O estilo é inseparável da personalidade como a personalidade é inseparável da consciência e como a consciência é a consciência do pensamento. O estilo de Álvaro Ribeiro, como o de todos os mestres, é de um dogmatismo que, nos escritos anteriores, se ignora e, na oralidade convivente, lhe provoca desânimo que o levam a crises de abandono, sofrimento e amargas lágrimas. Ao surpreender-se mestre, ao descobrir-se portador de uma doutrina, o dogmatismo torna-se-lhe inevitável. Porque não há doutrina que não seja autêntica até quando se apresente como céptica e crítica. Talvez não haja dogmatismo mais irredutível do que o criticismo kantiano. Não há decerto dogmatismo mais irremediável do que o das provisórias «verdades» científicas.

A partir de A Arte de Filosofar, os escritos de Álvaro Ribeiro deixam de abrir caminhos para o seu entendimento, deixam de instruir com conhecimentos para a sua compreensão. Supõem no leitor a alma aberta, a inteligência viva, o saber adquirido para os receber e seguir. Desdenham, indiferentes, de quem os não consiga entender, e os insulta, os analfabetos por ateísmo, os ignorantes por sofreguidão de domínio, os parlapatões da política vil, da literatura vazia, do bem-pensantismo impensante. Transmitem a doutrina de um mestre. Dirigem-se só aos que sabem.

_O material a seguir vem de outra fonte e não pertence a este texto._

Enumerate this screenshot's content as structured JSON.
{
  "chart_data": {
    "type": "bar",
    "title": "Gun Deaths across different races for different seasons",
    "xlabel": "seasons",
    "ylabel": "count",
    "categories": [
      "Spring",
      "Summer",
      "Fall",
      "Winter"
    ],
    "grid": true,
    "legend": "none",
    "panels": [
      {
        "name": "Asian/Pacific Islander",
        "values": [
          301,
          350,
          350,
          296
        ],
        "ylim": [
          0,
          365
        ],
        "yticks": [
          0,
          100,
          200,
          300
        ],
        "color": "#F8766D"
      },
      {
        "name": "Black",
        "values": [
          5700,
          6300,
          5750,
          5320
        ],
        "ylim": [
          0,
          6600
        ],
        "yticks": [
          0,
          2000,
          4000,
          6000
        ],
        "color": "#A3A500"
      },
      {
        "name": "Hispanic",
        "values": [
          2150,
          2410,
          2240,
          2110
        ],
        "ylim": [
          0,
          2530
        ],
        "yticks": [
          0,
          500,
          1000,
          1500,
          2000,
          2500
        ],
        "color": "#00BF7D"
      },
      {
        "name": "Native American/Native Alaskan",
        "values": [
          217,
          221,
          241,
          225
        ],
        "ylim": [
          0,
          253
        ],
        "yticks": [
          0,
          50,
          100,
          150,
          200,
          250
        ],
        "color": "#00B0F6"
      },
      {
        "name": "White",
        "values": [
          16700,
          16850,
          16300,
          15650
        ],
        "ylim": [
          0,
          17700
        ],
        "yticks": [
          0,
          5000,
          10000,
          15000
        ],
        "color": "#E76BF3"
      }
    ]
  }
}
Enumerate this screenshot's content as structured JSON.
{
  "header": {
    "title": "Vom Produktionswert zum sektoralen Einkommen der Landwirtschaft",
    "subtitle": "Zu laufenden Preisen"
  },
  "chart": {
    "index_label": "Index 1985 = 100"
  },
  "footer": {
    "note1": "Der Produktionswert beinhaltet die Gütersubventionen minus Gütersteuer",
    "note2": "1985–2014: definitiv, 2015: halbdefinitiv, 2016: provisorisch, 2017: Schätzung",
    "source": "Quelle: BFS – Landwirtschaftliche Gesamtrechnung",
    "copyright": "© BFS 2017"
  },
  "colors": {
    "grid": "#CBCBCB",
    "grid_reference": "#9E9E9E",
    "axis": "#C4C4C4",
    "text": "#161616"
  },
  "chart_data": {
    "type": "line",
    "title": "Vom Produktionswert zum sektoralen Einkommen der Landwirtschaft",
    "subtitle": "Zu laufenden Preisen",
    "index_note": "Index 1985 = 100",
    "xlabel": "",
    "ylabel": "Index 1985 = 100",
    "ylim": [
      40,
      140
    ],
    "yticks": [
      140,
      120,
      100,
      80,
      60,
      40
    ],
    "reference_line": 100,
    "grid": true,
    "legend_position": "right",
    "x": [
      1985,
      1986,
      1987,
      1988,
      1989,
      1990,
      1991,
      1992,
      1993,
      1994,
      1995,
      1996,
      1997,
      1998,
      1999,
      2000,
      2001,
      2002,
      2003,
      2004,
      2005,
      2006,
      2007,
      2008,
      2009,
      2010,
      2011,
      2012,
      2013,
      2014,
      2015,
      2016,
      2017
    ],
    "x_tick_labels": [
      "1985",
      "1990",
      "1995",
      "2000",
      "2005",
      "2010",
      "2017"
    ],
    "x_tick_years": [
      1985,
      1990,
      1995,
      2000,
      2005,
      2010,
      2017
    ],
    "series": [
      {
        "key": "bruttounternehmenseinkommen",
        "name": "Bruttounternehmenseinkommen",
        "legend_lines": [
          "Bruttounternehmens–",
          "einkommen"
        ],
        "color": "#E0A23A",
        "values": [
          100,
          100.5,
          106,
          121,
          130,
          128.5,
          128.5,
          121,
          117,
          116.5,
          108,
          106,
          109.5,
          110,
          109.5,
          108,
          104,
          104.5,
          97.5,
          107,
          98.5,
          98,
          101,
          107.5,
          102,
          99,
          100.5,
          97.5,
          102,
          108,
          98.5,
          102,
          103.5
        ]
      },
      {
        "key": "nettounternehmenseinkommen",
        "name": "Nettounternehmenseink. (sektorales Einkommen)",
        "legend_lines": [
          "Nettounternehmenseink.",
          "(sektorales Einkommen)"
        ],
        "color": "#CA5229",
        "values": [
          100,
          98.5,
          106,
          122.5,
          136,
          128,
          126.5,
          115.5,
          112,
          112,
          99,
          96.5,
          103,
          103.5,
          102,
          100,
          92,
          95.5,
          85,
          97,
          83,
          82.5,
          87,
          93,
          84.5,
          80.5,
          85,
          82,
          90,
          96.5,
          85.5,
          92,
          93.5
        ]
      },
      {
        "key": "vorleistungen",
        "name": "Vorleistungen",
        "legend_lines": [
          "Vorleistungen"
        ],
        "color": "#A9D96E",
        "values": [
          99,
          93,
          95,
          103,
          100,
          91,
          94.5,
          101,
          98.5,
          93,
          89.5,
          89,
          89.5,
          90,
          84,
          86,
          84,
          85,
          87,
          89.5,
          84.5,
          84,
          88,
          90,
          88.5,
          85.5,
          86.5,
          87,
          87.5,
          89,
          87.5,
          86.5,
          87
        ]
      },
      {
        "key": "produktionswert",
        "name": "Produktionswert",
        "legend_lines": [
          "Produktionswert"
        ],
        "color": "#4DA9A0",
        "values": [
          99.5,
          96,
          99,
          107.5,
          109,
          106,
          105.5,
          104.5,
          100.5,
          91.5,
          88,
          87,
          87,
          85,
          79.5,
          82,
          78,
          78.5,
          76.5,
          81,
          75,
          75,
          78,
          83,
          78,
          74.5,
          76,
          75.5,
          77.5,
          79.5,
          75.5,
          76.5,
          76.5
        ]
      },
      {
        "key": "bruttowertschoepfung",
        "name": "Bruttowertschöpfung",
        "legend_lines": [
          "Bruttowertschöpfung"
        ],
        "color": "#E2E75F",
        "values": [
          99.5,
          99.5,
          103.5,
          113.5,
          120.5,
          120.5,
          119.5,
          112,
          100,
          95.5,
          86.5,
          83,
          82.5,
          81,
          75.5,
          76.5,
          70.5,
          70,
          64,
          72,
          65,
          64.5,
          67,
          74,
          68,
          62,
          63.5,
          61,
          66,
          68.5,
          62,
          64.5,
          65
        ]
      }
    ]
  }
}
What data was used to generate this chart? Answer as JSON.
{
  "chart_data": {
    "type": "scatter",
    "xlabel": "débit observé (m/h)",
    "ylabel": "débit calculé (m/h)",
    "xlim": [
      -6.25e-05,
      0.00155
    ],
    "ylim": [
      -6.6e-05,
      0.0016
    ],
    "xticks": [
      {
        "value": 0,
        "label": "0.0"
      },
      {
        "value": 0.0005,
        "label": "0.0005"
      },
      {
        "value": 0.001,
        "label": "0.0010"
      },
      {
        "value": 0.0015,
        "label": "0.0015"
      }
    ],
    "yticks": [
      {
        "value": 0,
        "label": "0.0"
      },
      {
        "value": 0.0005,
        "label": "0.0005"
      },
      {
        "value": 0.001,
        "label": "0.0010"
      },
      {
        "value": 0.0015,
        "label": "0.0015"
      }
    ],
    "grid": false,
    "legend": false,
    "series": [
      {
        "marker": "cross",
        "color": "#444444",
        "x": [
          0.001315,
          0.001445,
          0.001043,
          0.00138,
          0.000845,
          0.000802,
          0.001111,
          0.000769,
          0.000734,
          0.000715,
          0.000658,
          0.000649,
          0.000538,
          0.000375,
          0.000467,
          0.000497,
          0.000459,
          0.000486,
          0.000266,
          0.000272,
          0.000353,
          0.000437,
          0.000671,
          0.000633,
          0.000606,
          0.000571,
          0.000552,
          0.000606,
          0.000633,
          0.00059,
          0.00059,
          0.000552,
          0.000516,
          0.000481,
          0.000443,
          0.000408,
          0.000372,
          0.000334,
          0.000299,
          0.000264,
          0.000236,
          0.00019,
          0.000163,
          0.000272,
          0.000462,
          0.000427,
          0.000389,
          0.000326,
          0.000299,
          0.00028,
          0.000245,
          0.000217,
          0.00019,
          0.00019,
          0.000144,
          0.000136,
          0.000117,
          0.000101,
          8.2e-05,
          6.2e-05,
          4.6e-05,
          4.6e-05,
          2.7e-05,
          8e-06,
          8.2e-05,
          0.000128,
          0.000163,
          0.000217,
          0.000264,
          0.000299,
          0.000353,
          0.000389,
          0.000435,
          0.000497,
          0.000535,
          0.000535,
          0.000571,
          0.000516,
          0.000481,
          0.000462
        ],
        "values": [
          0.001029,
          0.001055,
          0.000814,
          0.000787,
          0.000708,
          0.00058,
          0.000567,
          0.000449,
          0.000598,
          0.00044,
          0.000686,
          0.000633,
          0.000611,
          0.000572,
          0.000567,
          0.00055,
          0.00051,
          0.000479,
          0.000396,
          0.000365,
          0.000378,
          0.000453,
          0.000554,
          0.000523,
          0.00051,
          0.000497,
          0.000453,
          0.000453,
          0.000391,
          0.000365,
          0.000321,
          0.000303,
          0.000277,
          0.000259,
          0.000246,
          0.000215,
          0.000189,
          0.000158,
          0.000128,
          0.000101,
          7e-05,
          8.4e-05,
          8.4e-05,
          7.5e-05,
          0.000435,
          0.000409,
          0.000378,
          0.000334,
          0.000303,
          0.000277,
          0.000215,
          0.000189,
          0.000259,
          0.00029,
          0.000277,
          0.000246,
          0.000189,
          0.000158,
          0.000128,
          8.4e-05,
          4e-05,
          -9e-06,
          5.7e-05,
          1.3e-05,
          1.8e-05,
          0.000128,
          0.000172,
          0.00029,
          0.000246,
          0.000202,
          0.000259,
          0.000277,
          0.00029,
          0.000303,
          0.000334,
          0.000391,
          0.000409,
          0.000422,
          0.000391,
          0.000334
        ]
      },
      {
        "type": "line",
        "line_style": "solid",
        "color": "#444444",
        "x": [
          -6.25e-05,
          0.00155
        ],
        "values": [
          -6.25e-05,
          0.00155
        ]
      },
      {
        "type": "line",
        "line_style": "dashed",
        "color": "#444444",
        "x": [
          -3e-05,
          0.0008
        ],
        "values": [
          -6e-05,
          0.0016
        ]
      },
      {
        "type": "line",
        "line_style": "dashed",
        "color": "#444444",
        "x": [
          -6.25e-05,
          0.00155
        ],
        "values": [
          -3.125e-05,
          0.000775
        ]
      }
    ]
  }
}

Ninguém, em Portugal, escreveu livros mais generosos e incómodos. Ninguém, portanto, foi mais vilipendiado neste país, «o mais anti-filosófico do planeta», onde, há mais de dois séculos e sem interrupção, as instituições sociais são ocupadas pelos agentes do plebeísmo mental que, dispersando a nação e dissolvendo a pátria, estão hoje prestes a triunfalmente as dar por desaparecidas. Neste anoitecer da Pátria, Álvaro Ribeiro terá criado o seu pássaro de Minerva (in «Nova Renascença», Vol. XIII, 1993, pp. 85-88).